Я буду звать Бландину — криком, ревом,
Пусть громовым ударом разобьется
Мой зов о стены этих черных скал,
И потревожит сон их вековечный,
И гулким эхом пророкочет в них!
Бландина! — Словно смерть сама звучит
В том имени насмешницы коварной,
Врагини чувств, убивицы любви!
Пусть даже соловьи, любви певцы,
С ветвей безлистных падают, как камни,
Едва коснется их дыханьем стужи
То имя смертоносное — Бландина!
Унылой тенью
В уединенье
Влеком тоскою
Любовной муки,
И боль разлуки
Всегда со мною.
Не знаю сна,
Одна она
Мой взор туманит,
Мне сердце ранит.
О, как, скажи мне, тебя забыть,
Коль не могу я ни есть, ни пить?
Цветам и листьям пою, скорбя,
О том, как всюду ищу тебя,
Мой голос тихий, едва дыша,
Уже слабеет,
Иссохла в муке моя душа
И каменеет.
Не оскорблю язык питьем и пищей,
Пусть только боль страданью жизнь дает,
Покуда на любовном пепелище
Душа поэта вовсе не умрет.
Вороний грай и гулкий крик совиный,
Пугая путника в ночной тиши,
Оплачут эту скорбную кончину
Израненной, измученной души.
Но роковою, безутешной тенью
Она восстанет, посетив в ночи
Жестокосердной девы сновиденья,
И к злому сердцу подберет ключи.
И вот тогда любовью безысходной
Воспламенится дева в свой черед:
Страстей убитых саркофаг холодный
Горючими слезами обольет!
О, как пронзает
Мука предсмертная
Кровоточивую грудь!
Сладость безумия,
Боли терзание,
В Оркус мерцающий путь!
Где ты, Бландина?
О, смерти дыхание!
Где ты, Бландина?
О, содрогание!
Где ты, Бландина?
О, мстительная ярость!
О, яростная месть!

О!.. Просто ума не приложу, куда подевался Труффальдино с завтраком. Если мне сейчас же не подадут чего-нибудь существенного на зубок, я и вправду могу ноги протянуть. Труффальдино! Эй, Труффальдино!

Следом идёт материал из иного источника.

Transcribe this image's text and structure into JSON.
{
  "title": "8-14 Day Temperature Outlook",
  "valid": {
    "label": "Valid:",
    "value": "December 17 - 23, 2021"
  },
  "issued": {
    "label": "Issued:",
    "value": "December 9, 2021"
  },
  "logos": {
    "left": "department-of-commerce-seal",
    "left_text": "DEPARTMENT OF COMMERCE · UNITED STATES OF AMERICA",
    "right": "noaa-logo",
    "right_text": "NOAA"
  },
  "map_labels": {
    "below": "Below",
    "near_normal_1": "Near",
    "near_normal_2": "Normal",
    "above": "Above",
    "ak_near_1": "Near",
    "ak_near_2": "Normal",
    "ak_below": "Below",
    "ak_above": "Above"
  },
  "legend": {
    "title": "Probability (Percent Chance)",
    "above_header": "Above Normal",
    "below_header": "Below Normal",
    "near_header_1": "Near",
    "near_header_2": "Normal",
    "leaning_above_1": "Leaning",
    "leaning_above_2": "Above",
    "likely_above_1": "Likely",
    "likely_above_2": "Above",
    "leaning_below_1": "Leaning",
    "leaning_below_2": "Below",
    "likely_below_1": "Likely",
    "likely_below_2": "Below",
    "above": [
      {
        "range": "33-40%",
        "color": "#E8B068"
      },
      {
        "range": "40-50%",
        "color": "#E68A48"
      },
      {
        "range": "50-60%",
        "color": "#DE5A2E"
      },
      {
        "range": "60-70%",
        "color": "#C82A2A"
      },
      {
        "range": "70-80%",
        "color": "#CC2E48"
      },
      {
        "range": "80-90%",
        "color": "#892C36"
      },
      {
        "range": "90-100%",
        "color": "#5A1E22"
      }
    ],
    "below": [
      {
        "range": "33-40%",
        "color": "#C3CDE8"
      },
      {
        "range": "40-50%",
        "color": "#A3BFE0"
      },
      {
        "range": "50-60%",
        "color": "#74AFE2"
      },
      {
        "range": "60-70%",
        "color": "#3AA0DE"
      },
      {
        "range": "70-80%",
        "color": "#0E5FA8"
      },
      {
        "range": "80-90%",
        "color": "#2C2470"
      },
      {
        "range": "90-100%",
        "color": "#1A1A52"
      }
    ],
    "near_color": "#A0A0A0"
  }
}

Запуганный Труффальдино боязливо выглядывает из кустов.

Похоже, он вообще сегодня про меня забыл? Только этого не хватало! Я столь плодотворно предавался утреннему отчаянию, что просто умираю от голода и жажды. Труффальдино! Эй, Труффальдино!

Труффальдино (с бутылью вина в оплетке и накрытой кастрюлькой осторожно выходит из кустарника). Вы позволите, мой господин? Смею ли я прервать вдохновенное неистовство вашего отчаяния?

Родерих. Ты же слышишь, я тебя зову. Время завтракать.

Труффальдино. Но вчера, когда я в этот же час осмелился встрять, как говорится, поперек стихов вашего сиятельства, вы соизволили за это рвение, столь повлиявшее на ваше вдохновение, надавать мне таких тумаков, что я подумал, может, и сегодня тоже…

Родерих. Дурак! Пора бы тебе научиться по настроению моих стихов определять, когда духовный голод сливается в них с физическим! Подавай завтрак!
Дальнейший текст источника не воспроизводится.